Desencontros com Benzema e Mbappé
A derrota nas meias-finais do Euro 2024, frente a uma Espanha em estado de graça, foi a primeira de França em encontros a eliminar no tempo regulamentar numa fase final desde 2014. Agora sabemos que Deschamps terá perdido aí oportunidade de ouro de se tornar também um dos únicos homens a sagrar-se campeão da Europa por uma seleção como jogador e treinador, repetindo o feito de Berti Vogts. Uma vitória na despedida, no Mundial de 2026, pode deixá-lo noutro restrito grupo, juntando-se ao italiano Vittorio Pozzo (1934 e 1938) como os dois únicos treinadores campeões mundiais por duas vezes.

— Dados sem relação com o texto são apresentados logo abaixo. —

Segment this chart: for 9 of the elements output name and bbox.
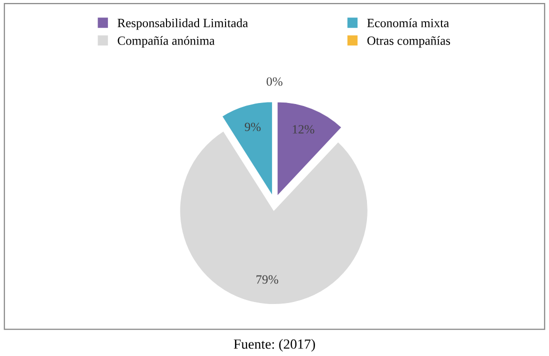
legend-label: Otras compañías	[367, 36, 450, 48]
text: 0%	[266, 77, 282, 86]
source-note: Fuente: (2017)	[234, 339, 315, 352]
legend-label: Compañía anónima	[118, 36, 215, 48]
legend-label: Economía mixta	[367, 18, 449, 28]
data-label: 12%	[292, 125, 314, 134]
data-label: 79%	[256, 275, 278, 284]
data-label: 9%	[244, 122, 261, 132]
legend-label: Responsabilidad Limitada	[118, 18, 248, 30]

Polémicas também as há, claro. Uma das mais espinhosas a não chamada de Karim Benzema e Hatem Ben Arfa ao Euro 2016. O avançado, então uma das estrelas do Real Madrid, estava envolvido numa investigação judicial, suspeito de chantagem ao colega Mathieu Valbuena por causa de um vídeo de teor sexual. Éric Cantona, o verdadeiro némesis de Deschamps, acusou então o selecionador de racismo, numa entrevista ao “The Guardian”, frisando que a origem norte-africana dos dois jogadores poderia ser a razão para a decisão. Deschamps colocou Cantona em tribunal.

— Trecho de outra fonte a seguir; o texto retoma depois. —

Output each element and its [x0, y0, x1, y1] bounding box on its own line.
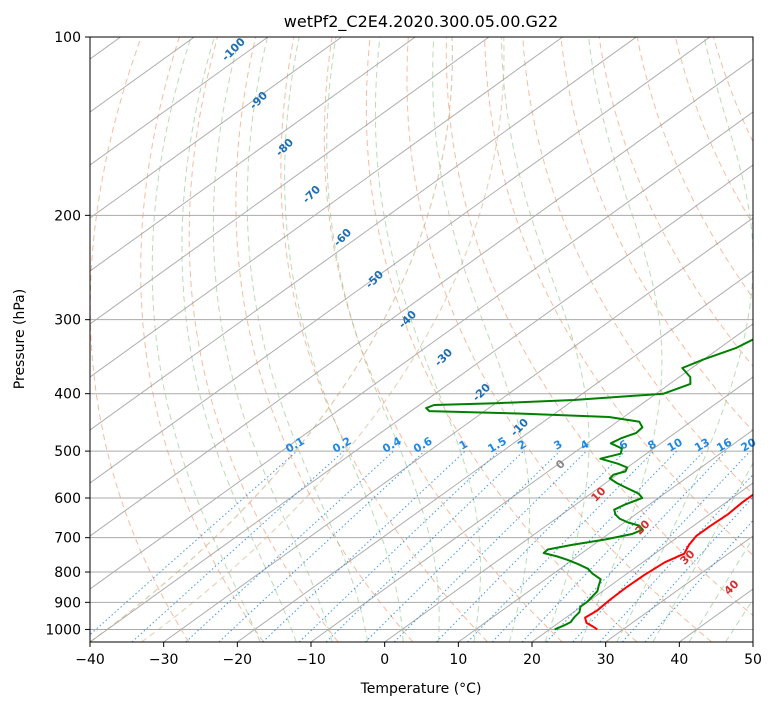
isotherm-line [90, 37, 563, 378]
isotherm-line [384, 376, 753, 642]
isotherm-line [163, 217, 753, 642]
curved-reference-line [90, 37, 454, 642]
isotherm-line [90, 37, 637, 431]
x-tick-label: −10 [296, 652, 326, 668]
isotherm-line [605, 535, 753, 642]
isotherm-line [310, 323, 753, 642]
y-tick-label: 200 [54, 208, 81, 224]
mixing-ratio-line [393, 450, 587, 642]
isotherm-line [90, 37, 711, 484]
temperature-profile-line [584, 493, 753, 631]
isotherm-line [90, 58, 753, 537]
isotherm-line [90, 37, 416, 272]
y-tick-label: 500 [54, 444, 81, 460]
moist-adiabat-line [326, 37, 440, 642]
moist-adiabat-line [284, 37, 404, 642]
dry-adiabat-line [674, 37, 753, 226]
x-tick-label: 10 [449, 652, 467, 668]
dry-adiabat-line [560, 37, 753, 432]
y-tick-label: 400 [54, 387, 81, 403]
y-axis-label: Pressure (hPa) [12, 289, 28, 389]
x-tick-label: −30 [149, 652, 179, 668]
dewpoint-profile-line [425, 338, 753, 631]
mixing-ratio-line [572, 450, 751, 642]
mixing-ratio-line [325, 450, 525, 642]
x-tick-label: 0 [380, 652, 389, 668]
y-tick-label: 100 [54, 30, 81, 46]
x-axis-label: Temperature (°C) [360, 681, 482, 697]
plot-data [425, 338, 753, 631]
dry-adiabat-line [140, 37, 264, 642]
plot-frame [89, 36, 754, 643]
dry-adiabat-line [713, 37, 753, 143]
chart-title: wetPf2_C2E4.2020.300.05.00.G22 [284, 12, 558, 32]
dry-adiabat-line [406, 37, 713, 642]
isotherm-line [531, 482, 753, 642]
x-tick-label: −20 [223, 652, 253, 668]
y-tick-label: 800 [54, 565, 81, 581]
moist-adiabat-line [432, 37, 531, 642]
moist-adiabat-line [181, 37, 297, 642]
x-tick-label: 20 [523, 652, 541, 668]
dry-adiabat-line [323, 37, 563, 642]
mixing-ratio-line [131, 450, 345, 642]
mixing-ratio-line [491, 450, 677, 642]
isotherm-line [90, 37, 342, 219]
dry-adiabat-line [365, 37, 638, 642]
y-tick-label: 700 [54, 531, 81, 547]
mixing-ratio-line [599, 473, 753, 642]
dry-adiabat-line [188, 37, 339, 642]
mixing-ratio-line [185, 450, 395, 642]
curved-reference-line [141, 37, 505, 642]
dry-adiabat-line [90, 37, 190, 642]
x-tick-label: −40 [75, 652, 105, 668]
moist-adiabat-line [374, 37, 481, 642]
isotherm-line [90, 111, 753, 590]
isotherm-line [237, 270, 753, 642]
mixing-ratio-line [622, 496, 753, 642]
y-tick-label: 600 [54, 491, 81, 507]
dry-adiabat-line [445, 37, 753, 616]
mixing-ratio-line [436, 450, 626, 642]
isotherm-line [90, 37, 269, 166]
x-tick-label: 30 [597, 652, 615, 668]
y-tick-label: 900 [54, 595, 81, 611]
y-tick-label: 1000 [45, 622, 81, 638]
moist-adiabat-line [500, 37, 590, 642]
x-tick-label: 50 [744, 652, 762, 668]
axes: −40 −30 −20 −10 0 10 20 30 40 50 100 200 300 400 500 60… [45, 30, 762, 668]
moist-adiabat-line [580, 37, 663, 642]
y-tick-label: 300 [54, 313, 81, 329]
moist-adiabat-line [246, 37, 369, 642]
moist-adiabat-line [212, 37, 333, 642]
plot-grid [90, 37, 753, 642]
dry-adiabat-line [484, 37, 753, 556]
x-tick-label: 40 [670, 652, 688, 668]
mixing-ratio-line [364, 450, 561, 642]
isotherm-line [90, 37, 490, 325]
isotherm-line [90, 164, 753, 642]
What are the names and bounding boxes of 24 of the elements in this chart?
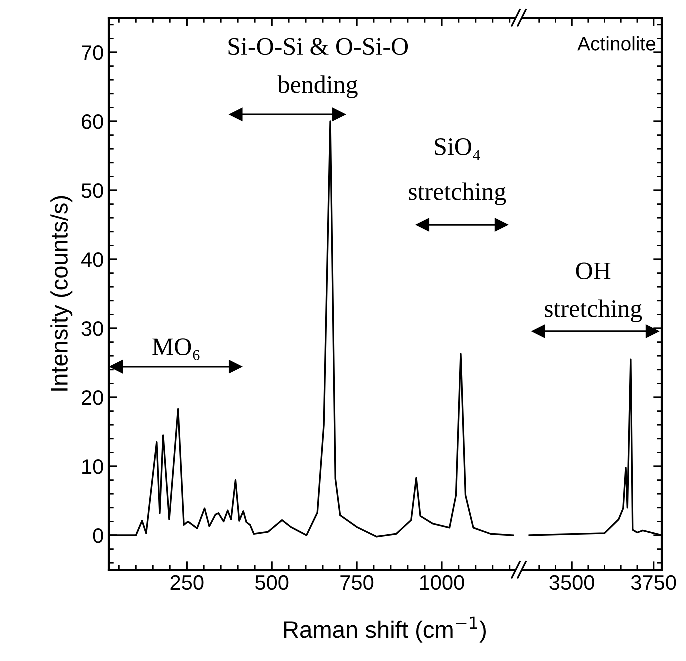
annotation: Si-O-Si & O-Si-O bbox=[228, 38, 408, 56]
x-tick-label: 250 bbox=[170, 575, 204, 590]
y-tick-label: 70 bbox=[82, 46, 104, 60]
y-tick-label: 30 bbox=[82, 322, 104, 336]
x-tick-label: 500 bbox=[256, 575, 289, 590]
annotation: bending bbox=[278, 76, 358, 98]
annotation: SiO₄ bbox=[435, 138, 480, 160]
y-tick-label: 60 bbox=[82, 114, 104, 130]
annotation: stretching bbox=[545, 300, 642, 322]
y-axis-title: Intensity (counts/s) bbox=[50, 196, 73, 391]
annotation: stretching bbox=[409, 182, 506, 206]
annotation: MO₆ bbox=[152, 338, 200, 360]
y-tick-label: 20 bbox=[82, 390, 104, 406]
y-tick-label: 0 bbox=[93, 528, 104, 544]
y-tick-label: 50 bbox=[82, 184, 104, 198]
annotation: Actinolite bbox=[578, 36, 656, 51]
x-tick-label: 3750 bbox=[631, 575, 676, 590]
y-tick-label: 10 bbox=[82, 460, 104, 474]
x-tick-label: 3500 bbox=[550, 575, 594, 590]
x-tick-label: 750 bbox=[340, 575, 374, 590]
x-axis-title: Raman shift (cm$^{−1}$) bbox=[284, 616, 486, 643]
x-tick-label: 1000 bbox=[420, 575, 464, 590]
annotation: OH bbox=[576, 262, 611, 280]
y-tick-label: 40 bbox=[81, 252, 104, 268]
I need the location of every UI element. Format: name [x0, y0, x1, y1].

As circunstâncias da saída de Benzema da seleção, depois de contrair uma lesão a dias de arrancar o Mundial de 2022, nunca foram totalmente esclarecidas. A recuperação do avançado parecia possível ainda a tempo de jogar na competição, mas terá sido dada ordem a Benzema para regressar ao seu clube, azedando a relação do atacante com o selecionador.
Mais recentemente, Deschamps deixou Kylian Mbappé de fora nos últimos estágios da seleção, que coincidiram com o difícil início de caminhada do avançado no Real Madrid. Se em setembro Mbappé pediu para não ser chamado, nos jogos de novembro a decisão terá sido unicamente de Deschamps. “Foi uma decisão do treinador. Eu queria ir, não sei dizer porque é que não fui chamado”, afirmou Mbappé num programa do Canal+. O “aguadeiro” achou que a cola não deveria ter a maior estrela francesa da atualidade.